A New Approach for Manufacturing Stochastic Pure Magnesium Foam by Laser Powder Bed Fusion: Fabrication, Geometrical Characteristics, and Compressive Mechanical Properties

Abstract

Herein, stochastic pure magnesium foam using laser powder bed fusion (LPBF) is fabricated and its geometric characteristics and mechanical properties are investigated. As volumetric energy density (VED) increased from 20 to 40 J mm−3 by controlling process parameters, porosity changed to 42.7 and 40.5%, respectively. Furthermore, the average sizes of interior consolidated/pore areas were 154.6 μm/142.9 μm (20 J mm−3 VED) and 230.8 μm/182.2 μm (40 J mm−3 VED), respectively. Magnesium foam induces lack‐of‐fusion defects through variable control of the LPBF process, and as such defects are connected, open pore structures are suggested to be formed. Stochastic pure Mg foam is composed of a main α‐Mg phase and a small amount of MgO phases. Room temperature compression test results obtained compressive yield strengths of 37 MPa (20 J mm−3) and 46 MPa (40 J mm−3).
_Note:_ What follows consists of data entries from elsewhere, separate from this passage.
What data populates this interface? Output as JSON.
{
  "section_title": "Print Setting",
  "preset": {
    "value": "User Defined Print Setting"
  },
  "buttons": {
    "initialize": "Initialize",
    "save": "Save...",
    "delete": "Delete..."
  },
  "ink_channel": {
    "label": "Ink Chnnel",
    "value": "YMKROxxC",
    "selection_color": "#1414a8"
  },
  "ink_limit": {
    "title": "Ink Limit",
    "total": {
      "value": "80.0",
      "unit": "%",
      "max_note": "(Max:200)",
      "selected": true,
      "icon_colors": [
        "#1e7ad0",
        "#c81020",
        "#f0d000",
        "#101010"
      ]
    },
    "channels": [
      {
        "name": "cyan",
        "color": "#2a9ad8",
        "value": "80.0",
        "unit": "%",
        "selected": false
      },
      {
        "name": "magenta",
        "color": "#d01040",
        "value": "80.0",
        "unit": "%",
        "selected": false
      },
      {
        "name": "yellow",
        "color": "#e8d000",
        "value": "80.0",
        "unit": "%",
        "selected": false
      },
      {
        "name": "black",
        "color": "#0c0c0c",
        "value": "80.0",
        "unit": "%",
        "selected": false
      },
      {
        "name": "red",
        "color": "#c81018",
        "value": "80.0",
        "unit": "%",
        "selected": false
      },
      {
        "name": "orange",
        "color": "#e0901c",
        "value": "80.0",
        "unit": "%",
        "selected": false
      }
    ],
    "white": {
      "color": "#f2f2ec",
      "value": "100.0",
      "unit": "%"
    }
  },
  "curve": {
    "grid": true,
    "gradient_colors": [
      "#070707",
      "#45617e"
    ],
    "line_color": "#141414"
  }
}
Compared with conventional pure Mg foam with similar relative density, LPBF Mg foam had relatively greater mechanical properties. This is considered to be due to the fine twin‐like microstructure formed by rapid solidification during LPBF. In conclusion, with LPBF, a biocompatible Mg foam with an open pore structure and outstanding mechanical properties was manufactured efficiently.